Storage

The storage volumes which are attached to your job are specific to the project within which they are run. ie. All jobs run within one project will see the same files in a specific volume.

Only files saved within a mounted volume are stored permanently. All files stored outside a mounted volume are ephemeral and will be lost when the job ends.

Available storage volumes

/project

This legacy storage is no longer available anywhere.

/project_antwerp

On the Antwerp-based clusters 7 and 8, a 100TB DDN A3I storage cluster is available under /project_antwerp.

The most straight-forward way to mount this storage is:

"storage": [
    {
       "containerPath": "/project_antwerp"
    }
],

This will cause a directory /project_antwerp to be available to you.

If you want this storage to be mounted under /project, you can specify:

"storage": [
    {
       "hostPath": "/project_antwerp",
       "containerPath": "/project"
    }
],

/project_scratch

The scratch-storage is a fast slave-specific storage, typically backed by SSD’s in RAID0. Consider binding your job to a specific slave with slaveName if you want to access files stored on a specific scratch storage.

The following slaves have a scratch storage available:

  • slave6A: The HGX-2 in Ghent has a 94TB scratch storage;
  • slave7A: The DGX-2 in Antwerp has a 28TB scratch storage;
  • slave8A: The DGX-1 in Antwerp has a 7TB scratch storage.

Caution

As these storages are backed by a RAID0 disk array, one disk failure can mean the whole storage is corrupted.

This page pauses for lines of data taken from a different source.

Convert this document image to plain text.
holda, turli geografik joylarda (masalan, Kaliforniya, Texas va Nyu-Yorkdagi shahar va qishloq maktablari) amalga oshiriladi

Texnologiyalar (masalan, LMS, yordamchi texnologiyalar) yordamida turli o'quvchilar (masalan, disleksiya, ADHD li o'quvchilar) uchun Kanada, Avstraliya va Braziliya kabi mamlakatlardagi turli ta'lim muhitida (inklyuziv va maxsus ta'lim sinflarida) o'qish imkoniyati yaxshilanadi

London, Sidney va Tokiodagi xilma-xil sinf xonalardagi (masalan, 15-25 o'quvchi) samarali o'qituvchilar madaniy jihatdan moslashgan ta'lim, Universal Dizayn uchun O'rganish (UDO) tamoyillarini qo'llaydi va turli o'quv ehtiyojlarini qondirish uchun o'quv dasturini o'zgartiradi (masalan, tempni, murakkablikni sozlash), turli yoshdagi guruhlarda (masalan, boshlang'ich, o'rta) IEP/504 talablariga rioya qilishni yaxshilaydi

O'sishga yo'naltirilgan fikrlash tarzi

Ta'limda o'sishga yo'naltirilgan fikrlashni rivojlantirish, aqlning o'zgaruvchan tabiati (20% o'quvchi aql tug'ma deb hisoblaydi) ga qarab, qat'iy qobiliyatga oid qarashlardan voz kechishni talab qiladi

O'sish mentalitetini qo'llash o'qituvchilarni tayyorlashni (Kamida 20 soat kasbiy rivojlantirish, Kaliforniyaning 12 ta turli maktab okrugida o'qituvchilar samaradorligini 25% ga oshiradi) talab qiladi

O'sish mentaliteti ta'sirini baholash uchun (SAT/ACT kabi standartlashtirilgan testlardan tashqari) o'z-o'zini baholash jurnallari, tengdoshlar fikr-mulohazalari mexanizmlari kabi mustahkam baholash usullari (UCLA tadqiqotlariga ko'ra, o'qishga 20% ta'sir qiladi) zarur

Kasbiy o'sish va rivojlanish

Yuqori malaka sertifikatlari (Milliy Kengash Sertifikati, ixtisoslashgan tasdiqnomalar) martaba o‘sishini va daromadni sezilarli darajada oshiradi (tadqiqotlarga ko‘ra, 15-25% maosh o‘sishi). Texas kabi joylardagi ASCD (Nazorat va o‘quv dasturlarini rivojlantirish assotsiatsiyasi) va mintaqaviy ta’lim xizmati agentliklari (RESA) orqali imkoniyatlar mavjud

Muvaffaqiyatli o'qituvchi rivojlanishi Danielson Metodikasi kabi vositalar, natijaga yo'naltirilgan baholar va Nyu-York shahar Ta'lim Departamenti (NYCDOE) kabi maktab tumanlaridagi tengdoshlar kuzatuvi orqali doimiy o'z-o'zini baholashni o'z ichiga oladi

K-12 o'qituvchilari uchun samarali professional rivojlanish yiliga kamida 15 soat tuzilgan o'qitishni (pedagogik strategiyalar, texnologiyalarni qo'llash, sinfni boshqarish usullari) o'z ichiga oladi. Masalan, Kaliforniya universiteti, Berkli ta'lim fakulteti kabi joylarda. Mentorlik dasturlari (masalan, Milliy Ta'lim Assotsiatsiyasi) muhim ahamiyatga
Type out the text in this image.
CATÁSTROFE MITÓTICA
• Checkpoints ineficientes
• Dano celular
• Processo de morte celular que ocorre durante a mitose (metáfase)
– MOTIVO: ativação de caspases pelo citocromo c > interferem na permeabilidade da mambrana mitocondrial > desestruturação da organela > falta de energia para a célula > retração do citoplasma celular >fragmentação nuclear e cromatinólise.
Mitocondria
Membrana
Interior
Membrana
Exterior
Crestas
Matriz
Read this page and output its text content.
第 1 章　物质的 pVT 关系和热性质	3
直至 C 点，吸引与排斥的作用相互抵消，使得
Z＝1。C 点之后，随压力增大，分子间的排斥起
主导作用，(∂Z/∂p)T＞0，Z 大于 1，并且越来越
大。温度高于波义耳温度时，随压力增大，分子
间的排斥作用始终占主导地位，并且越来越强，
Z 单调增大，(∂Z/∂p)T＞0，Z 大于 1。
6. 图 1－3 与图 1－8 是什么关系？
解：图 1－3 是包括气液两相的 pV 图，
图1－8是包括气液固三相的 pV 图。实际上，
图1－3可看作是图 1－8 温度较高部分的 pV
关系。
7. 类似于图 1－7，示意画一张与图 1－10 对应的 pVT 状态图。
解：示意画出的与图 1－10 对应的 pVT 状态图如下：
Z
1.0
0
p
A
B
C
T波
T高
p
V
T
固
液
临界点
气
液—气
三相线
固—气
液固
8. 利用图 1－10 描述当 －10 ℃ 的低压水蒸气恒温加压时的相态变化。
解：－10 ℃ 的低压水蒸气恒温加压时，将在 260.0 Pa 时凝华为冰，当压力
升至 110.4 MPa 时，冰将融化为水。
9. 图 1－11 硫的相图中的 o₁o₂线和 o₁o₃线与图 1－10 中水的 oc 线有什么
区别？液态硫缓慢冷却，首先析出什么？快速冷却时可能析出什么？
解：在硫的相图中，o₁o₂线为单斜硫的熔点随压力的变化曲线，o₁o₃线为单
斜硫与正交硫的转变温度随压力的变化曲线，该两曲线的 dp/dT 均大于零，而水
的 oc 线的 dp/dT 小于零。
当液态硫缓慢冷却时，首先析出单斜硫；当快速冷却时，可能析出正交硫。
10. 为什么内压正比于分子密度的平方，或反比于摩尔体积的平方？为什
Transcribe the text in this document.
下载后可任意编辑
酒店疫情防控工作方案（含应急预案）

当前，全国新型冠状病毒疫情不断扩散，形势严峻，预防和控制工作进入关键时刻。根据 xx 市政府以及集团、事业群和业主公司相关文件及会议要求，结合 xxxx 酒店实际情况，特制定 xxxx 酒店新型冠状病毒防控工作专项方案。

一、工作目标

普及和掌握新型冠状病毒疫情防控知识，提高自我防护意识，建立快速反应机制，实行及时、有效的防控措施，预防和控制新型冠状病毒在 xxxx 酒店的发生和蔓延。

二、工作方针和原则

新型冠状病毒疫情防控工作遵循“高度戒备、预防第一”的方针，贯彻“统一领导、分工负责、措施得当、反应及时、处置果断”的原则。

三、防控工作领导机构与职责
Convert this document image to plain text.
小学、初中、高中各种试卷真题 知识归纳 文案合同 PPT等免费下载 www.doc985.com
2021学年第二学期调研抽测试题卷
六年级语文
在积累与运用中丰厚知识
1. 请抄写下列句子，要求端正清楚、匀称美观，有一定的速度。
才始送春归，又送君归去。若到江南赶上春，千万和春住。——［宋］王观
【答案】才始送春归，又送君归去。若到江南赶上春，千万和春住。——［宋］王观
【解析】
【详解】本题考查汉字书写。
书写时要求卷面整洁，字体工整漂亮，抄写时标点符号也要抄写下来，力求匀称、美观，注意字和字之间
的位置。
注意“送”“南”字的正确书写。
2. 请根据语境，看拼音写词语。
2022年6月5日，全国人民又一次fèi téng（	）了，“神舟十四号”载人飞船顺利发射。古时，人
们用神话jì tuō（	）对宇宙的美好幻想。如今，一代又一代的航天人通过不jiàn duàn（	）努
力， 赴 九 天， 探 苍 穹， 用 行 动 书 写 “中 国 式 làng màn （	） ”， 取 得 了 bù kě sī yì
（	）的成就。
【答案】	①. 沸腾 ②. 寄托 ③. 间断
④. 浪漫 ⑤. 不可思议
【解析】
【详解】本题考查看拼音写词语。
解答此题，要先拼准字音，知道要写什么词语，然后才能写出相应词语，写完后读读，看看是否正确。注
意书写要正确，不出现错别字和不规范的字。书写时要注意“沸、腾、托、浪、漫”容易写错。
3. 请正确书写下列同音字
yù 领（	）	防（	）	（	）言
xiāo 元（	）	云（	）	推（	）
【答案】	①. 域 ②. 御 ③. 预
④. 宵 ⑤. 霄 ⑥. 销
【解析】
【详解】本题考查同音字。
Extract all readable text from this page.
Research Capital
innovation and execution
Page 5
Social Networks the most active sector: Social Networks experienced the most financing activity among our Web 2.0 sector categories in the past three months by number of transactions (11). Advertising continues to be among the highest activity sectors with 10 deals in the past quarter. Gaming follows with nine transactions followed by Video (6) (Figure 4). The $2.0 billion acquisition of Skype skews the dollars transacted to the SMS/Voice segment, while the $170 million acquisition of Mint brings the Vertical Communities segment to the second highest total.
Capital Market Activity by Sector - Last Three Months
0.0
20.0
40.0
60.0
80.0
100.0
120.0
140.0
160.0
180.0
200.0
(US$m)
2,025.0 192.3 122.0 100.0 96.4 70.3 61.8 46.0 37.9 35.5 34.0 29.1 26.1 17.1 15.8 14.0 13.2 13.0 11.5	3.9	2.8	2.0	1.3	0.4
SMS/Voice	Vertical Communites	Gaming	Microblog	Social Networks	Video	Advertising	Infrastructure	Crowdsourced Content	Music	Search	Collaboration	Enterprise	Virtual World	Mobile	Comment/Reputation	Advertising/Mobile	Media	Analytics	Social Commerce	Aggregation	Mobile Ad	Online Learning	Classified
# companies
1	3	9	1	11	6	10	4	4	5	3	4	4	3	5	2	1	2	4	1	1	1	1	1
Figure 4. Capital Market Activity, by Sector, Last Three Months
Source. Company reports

For example, on the HGX-2 the storage is backed by 16 enterprise SSD’s with a MTBF of 2,000,000 hours.

Do only store files here that you can afford to lose.

To mount the project scratch folder to /project_scratch, you specify it as containerPath:

"storage": [
    {
       "containerPath": "/project_scratch"
    }
],

This will cause a directory /project_scratch to be bound to the local scratch disk inside your docker container.

If you want the scratch to be mounted under /project, you can specify:

"storage": [
    {
       "hostPath": "/project_scratch",
       "containerPath": "/project"
    }
],

/project_ghent

Important: This storage is not available for legacy authority users. If you want to migrate data from a legacy authority project to the old /project storage, contact us.

GPULab jobs running on Ghent-based slaves (everything except cluster 7 and 8) can access a shared storage for projects. This is the same storage as the “new virtual wall 2”. It will contain the same data as nodes on the virtual wall 2 at /groups/ilabt-imec-be/MyProject/, as the same NFS share is mounted behind the scenes.

This is a fast storage, connected with a 10Gbit/s link or 100Gbit/s infiniband link depending on the node.

The data is shared instantly, and is thus instantly available everywhere (it’s the same NFS share everywhere).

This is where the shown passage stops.